Founders Fund’s Trae Stephens, Lux Capital’s Bilal Zuberi, Shield Capital’s Raj Shah, and In-Q-Tel’s longtime president Steve Bowsher announced today at a veterans startup event in San Francisco. He said, Mr. Shah said of the change in attitudes he personally observed:
Bowsher said, “Silicon Valley [Defense Department] During his 16 years at In-Q-Tel, the CIA’s venture fund, his team meets with about 1,000 companies each year, adding that “five to ten turned us down.” , saying they are not interested in working with the customer we represent. “
There’s a lot more to learn from our TechCrunch+ panel discussion, but we wanted to share some of our conversations centered around considerations when selling products to the U.S. government. This is because founders with commercial customers may increasingly consider selling their products and applications to the United States. U.S. Army. (This is especially true for AI, cybersecurity, and automation startups.)
For example, I spoke with an investor about Mission Creep. This means a way to prevent startups that have started working with governments from spending too much time responding to them for new demands they previously ignored. , commercial customers in the process.
Here Trey Stevens — also co-founder of Anduril, a maker of autonomous weapons systems that has been aggressively winning business from government agencies since its inception — believes that this kind of gradual change in goals “It’s exactly what makes it difficult to do both,” he said. [cater to civilian enterprises and the government] In the early stages. “
he said: [enable founders to] To do business with the Department of Defense early on, you need to make your product DoD for that use case. “
In-Q-Tel was an early supporter of Anduril, which Stephens said was grateful, adding that many companies that receive government funding, such as through the Small Business Innovation Research (SBIR) program, “You end up building all of these specific workflow steps that keep them away from the commercial business they need to make the business truly work. He said few organizations could be traced, or the company would die.”)
Relatedly, I asked how so-called dual-use companies handle intellectual property rights after they start selling to the government. For example, you can imagine a scenario where technology could help the NSA identify certain types of people making certain types of calls. The technology has commercial applications, but the government does not want it exposed to adversaries. Is there a way to pre-arrange it?

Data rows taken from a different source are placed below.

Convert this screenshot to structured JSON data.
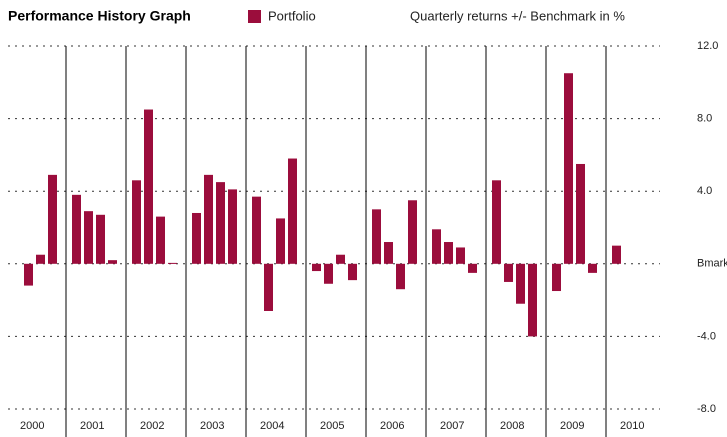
{
  "chart_data": {
    "type": "bar",
    "title": "Performance History Graph",
    "subtitle": "Quarterly returns +/- Benchmark in %",
    "categories": [
      "2000",
      null,
      null,
      null,
      "2001",
      null,
      null,
      null,
      "2002",
      null,
      null,
      null,
      "2003",
      null,
      null,
      null,
      "2004",
      null,
      null,
      null,
      "2005",
      null,
      null,
      null,
      "2006",
      null,
      null,
      null,
      "2007",
      null,
      null,
      null,
      "2008",
      null,
      null,
      null,
      "2009",
      null,
      null,
      null,
      "2010"
    ],
    "series": [
      {
        "name": "Portfolio",
        "color": "#9b0d3c",
        "values": [
          null,
          -1.2,
          0.5,
          4.9,
          3.8,
          2.9,
          2.7,
          0.2,
          4.6,
          8.5,
          2.6,
          0.05,
          2.8,
          4.9,
          4.5,
          4.1,
          3.7,
          -2.6,
          2.5,
          5.8,
          -0.4,
          -1.1,
          0.5,
          -0.9,
          3.0,
          1.2,
          -1.4,
          3.5,
          1.9,
          1.2,
          0.9,
          -0.5,
          4.6,
          -1.0,
          -2.2,
          -4.0,
          -1.5,
          10.5,
          5.5,
          -0.5,
          1.0
        ]
      }
    ],
    "ylim": [
      -8,
      12
    ],
    "yticks": [
      {
        "value": 12,
        "label": "12.0"
      },
      {
        "value": 8,
        "label": "8.0"
      },
      {
        "value": 4,
        "label": "4.0"
      },
      {
        "value": 0,
        "label": "Bmark"
      },
      {
        "value": -4,
        "label": "-4.0"
      },
      {
        "value": -8,
        "label": "-8.0"
      }
    ],
    "grid": true,
    "legend": "top"
  }
}
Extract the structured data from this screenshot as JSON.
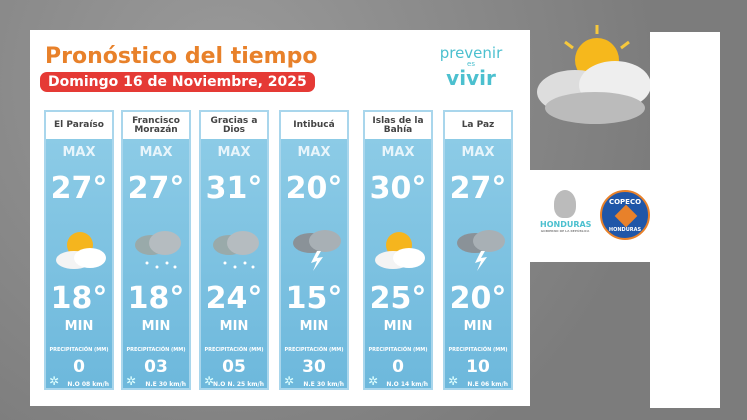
{
  "title": "Pronóstico del tiempo",
  "date": "Domingo 16 de Noviembre, 2025",
  "logo": {
    "line1": "prevenir",
    "line2": "es",
    "line3": "vivir"
  },
  "labels": {
    "max": "MAX",
    "min": "MIN",
    "precip": "PRECIPITACIÓN (MM)"
  },
  "regions": [
    {
      "name": "El Paraíso",
      "max": "27°",
      "min": "18°",
      "precip": "0",
      "wind": "N.O 08 km/h",
      "icon": "sun-cloud"
    },
    {
      "name": "Francisco Morazán",
      "max": "27°",
      "min": "18°",
      "precip": "03",
      "wind": "N.E 30 km/h",
      "icon": "rain-cloud"
    },
    {
      "name": "Gracias a Dios",
      "max": "31°",
      "min": "24°",
      "precip": "05",
      "wind": "N.O N. 25 km/h",
      "icon": "rain-cloud"
    },
    {
      "name": "Intibucá",
      "max": "20°",
      "min": "15°",
      "precip": "30",
      "wind": "N.E 30 km/h",
      "icon": "storm-cloud"
    },
    {
      "name": "Islas de la Bahía",
      "max": "30°",
      "min": "25°",
      "precip": "0",
      "wind": "N.O 14 km/h",
      "icon": "sun-cloud"
    },
    {
      "name": "La Paz",
      "max": "27°",
      "min": "20°",
      "precip": "10",
      "wind": "N.E 06 km/h",
      "icon": "storm-cloud"
    }
  ],
  "partners": {
    "honduras": "HONDURAS",
    "honduras_sub": "GOBIERNO DE LA REPÚBLICA",
    "copeco_top": "COPECO",
    "copeco_bottom": "HONDURAS"
  }
}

There was no easy answer here other than getting proper help and doing it ASAP.
Zuberi elaborated on one instructive story centered around one of Lux’s own portfolio companies. Mr Zuberi said: [National Science Foundation] forgive. Two guys started it in my office. I didn’t think much of it. I thought it would be nice to have it on my resume.Then they started a Series B raise, of which he had one [interested] Companies pay attention to any other contract [the team might] That NSF grant had a “if the government needs it” clause. [what you’re building], we can use it.So we had to wait 6 months to negotiate [someone] With the NSF who didn’t care about it at all to get it back. I was paying double his amount in the grant just to get rid of it and they said ‘No we can’t do this, we can’t take it back’.so you can I have a problem.
Again, much can be immediately gained from this discussion, including AI in military applications. We learned a lot — hopefully you will too.